After 24 games and 60 plate appearances for the Nationals, in which he went 9-for-54 with two doubles and four RBIs, the Nationals designated him for assignment on May 20, 2018. He accepted an outright assignment to the Nationals' Triple-A affiliate, the Syracuse Chiefs. He declared free agency on October 2, 2018.

===Guerreros de Oaxaca===
On March 27, 2019, Sierra signed with the Guerreros de Oaxaca of the Mexican League. Sierra slashed a stellar .355/.464/.572 with 18 home runs and 84 RBI in 114 games for Oaxaca in 2019.

===Chunichi Dragons===
On December 5, 2019, it was announced that Sierra had signed with the Chunichi Dragons of Nippon Professional Baseball League (NPB) on a development contract. On March 26, 2020, Sierra was given a fully rostered deal ahead of the delayed, 2020 season. Sierra made his NPB debut on September 29. On December 2, 2020, he became a free agent.

===Tecolotes de los Dos Laredos===
On March 4, 2021, Sierra signed with the Tecolotes de los Dos Laredos of the Mexican League. In 53 games, he slashed .299/.385/.462 with 8 home runs and 30 RBIs. He was released following the season on October 20, 2021.

===Wild Health Genomes===
On February 28, 2022, Sierra signed with the Wild Health Genomes of the Atlantic League of Professional Baseball. He appeared in 76 games for the Genomes, slashing .288/.406/.438 with 8 home runs, 47 RBI, and 11 stolen bases. He became a free agent following the season.
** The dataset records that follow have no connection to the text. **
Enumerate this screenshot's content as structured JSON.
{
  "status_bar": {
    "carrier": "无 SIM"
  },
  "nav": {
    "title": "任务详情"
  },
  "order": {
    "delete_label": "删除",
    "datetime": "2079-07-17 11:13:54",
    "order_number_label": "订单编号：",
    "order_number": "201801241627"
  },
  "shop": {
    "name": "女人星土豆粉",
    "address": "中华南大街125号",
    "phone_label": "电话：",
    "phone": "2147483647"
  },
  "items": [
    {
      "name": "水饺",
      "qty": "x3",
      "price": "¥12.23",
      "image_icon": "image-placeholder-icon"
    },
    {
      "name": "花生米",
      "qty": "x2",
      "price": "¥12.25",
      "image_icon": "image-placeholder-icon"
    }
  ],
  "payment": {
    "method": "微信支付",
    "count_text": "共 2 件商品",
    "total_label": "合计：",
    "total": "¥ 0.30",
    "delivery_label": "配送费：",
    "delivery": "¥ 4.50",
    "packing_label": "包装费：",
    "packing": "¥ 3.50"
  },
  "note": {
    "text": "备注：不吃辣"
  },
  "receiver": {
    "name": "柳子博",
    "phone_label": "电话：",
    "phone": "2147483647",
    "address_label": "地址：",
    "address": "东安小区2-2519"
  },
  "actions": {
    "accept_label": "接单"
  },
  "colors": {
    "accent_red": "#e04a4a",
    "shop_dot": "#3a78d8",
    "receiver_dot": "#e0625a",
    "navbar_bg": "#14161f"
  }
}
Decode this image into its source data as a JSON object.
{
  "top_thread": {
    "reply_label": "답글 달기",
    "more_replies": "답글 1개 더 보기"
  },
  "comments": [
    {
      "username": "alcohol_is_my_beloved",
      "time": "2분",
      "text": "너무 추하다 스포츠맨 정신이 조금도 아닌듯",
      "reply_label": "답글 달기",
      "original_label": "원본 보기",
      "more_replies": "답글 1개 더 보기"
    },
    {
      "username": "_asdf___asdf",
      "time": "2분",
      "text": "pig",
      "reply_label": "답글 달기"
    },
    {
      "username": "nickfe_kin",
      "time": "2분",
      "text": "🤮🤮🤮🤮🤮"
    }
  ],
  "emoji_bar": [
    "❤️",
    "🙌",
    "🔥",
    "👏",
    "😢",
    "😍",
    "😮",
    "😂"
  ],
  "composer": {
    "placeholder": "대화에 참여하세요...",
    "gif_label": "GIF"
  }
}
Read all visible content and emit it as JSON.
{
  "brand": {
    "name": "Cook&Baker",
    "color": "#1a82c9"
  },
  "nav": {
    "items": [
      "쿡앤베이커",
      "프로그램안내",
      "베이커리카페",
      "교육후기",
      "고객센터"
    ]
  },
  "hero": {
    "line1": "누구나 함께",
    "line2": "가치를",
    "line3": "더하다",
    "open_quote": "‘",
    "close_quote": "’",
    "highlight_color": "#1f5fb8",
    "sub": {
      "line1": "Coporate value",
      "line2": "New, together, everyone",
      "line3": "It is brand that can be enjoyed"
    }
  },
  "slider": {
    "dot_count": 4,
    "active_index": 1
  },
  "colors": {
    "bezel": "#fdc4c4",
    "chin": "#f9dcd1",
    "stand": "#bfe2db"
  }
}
===Spire City Ghost Hounds===
On February 20, 2023, Sierra signed with the Spire City Ghost Hounds of the Atlantic League of Professional Baseball. In 30 games for the Ghost Hounds, he batted .253/.352/.385 with 2 home runs and 8 RBI. On August 4, Sierra was released by Spire City.

==Coaching Career==
In 2026, he was named as a coach for the DSL Dodgers, the summer-league affiliate of the Los Angeles Dodgers.